DE Kony Ealy, Missouri
DE Stephon Tuitt, Notre Dame
DE Scott Crichton, Oregon State
DE Kareem Martin, North Carolina
DE Taylor Hart, Oregon
DE William Clarke, West Virginia
DT Timmy Jernigan, Florida State
Analysis: The Bengals truly have their pick of the litter at defensive end in the second and third rounds. Ealy, Tuitt and Crichton were players who had drawn first-round projections by a lot of early mock drafts, so don't be surprised if they are all taken by the end of the second round. Tuitt doesn't fit the Bengals' scheme as well as Ealy and Crichton would, but he's an option in case the other two are gone before 55. Martin, Hart and Clarke all have the height the Bengals could be considering at end, as they try replacing 6-foot-7 Michael Johnson, who batted eight passes at the line of scrimmage last season. Jernigan is a nose tackle reared in a 4-3 base system who could fit if the Bengals wanted another interior lineman.
OLB Jeremiah Attaochu, Georgia Tech
OLB Kyle Van Noy, BYU
OLB Trent Murphy, Stanford
OLB Telvin Smith, Florida State
Analysis: The linebacker pool weakens significantly after the second and third round, so the Bengals might consider making a move there Friday night. Attaochu is a rangy, hard-hitting "Will" linebacker who played in both 3-4 and 4-3 schemes in college. Van Noy might have the best coverage skills of those listed. Murphy is more of a "Sam" linebacker who could be best used in run support. Smith is a combination linebacker who played inside and outside in college. He reportedly failed the combine drug test, potentially dropping him into the fourth round or later. The Bengals primarily need cover linebackers such as Van Noy, but they will be looking to replace "Sam" backer James Harrison somehow this season, too.

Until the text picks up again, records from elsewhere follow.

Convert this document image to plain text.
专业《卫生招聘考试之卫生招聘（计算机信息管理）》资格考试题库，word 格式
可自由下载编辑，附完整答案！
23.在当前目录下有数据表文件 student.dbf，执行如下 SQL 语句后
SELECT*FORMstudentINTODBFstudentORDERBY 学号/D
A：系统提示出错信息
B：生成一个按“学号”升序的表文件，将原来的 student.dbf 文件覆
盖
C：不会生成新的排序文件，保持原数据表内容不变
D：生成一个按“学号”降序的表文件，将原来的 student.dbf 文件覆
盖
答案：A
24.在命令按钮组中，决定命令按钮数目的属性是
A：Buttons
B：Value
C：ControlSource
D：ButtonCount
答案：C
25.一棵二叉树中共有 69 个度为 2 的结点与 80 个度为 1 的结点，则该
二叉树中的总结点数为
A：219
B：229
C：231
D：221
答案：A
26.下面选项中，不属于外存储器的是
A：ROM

S Terrence Brooks, Florida State
S Brock Vereen, Minnesota
S Craig Loston, LSU
Analysis: Now Danieal Manning's late-free agency signing seems to be coming into focus. It would appear the Bengals were potentially anticipating an early run on safeties and cornerbacks, and they thought it best to add a solid veteran in case they weren't able to land a safety in the draft who could compete right away. If they add another defensive back in this draft, that player might come in the later rounds as an addition strictly for depth. Among this list, Brooks is the most enticing option, but he'll likely be gone before No. 55. A hard-hitter who has ball-hawking tendencies, he has high potential. Vereen is similar, and Loston hails from the SEC, the conference the Bengals have drafted from the most under coach Marvin Lewis.
QB AJ McCarron, Alabama
QB Zach Mettenberger, LSU
QB Derek Carr, Fresno State
QB Aaron Murray, Georgia
QB Tom Savage, Pittsburgh
QB Jimmy Garoppolo, Eastern Illinois
Analysis: Don't expect the Bengals to act on a quarterback until the third round, and even then that could be a reach. The player on this list who seems to make the most sense is Murray. He's a possible third-round talent who played one year with Bengals receiver A.J. Green and spent high school and most of college passing to then-tight end Orson Charles. Don't be surprised if Murray actually slips, much like the other quarterbacks, to the fourth round. After the first half of the second round, few teams have major quarterback needs.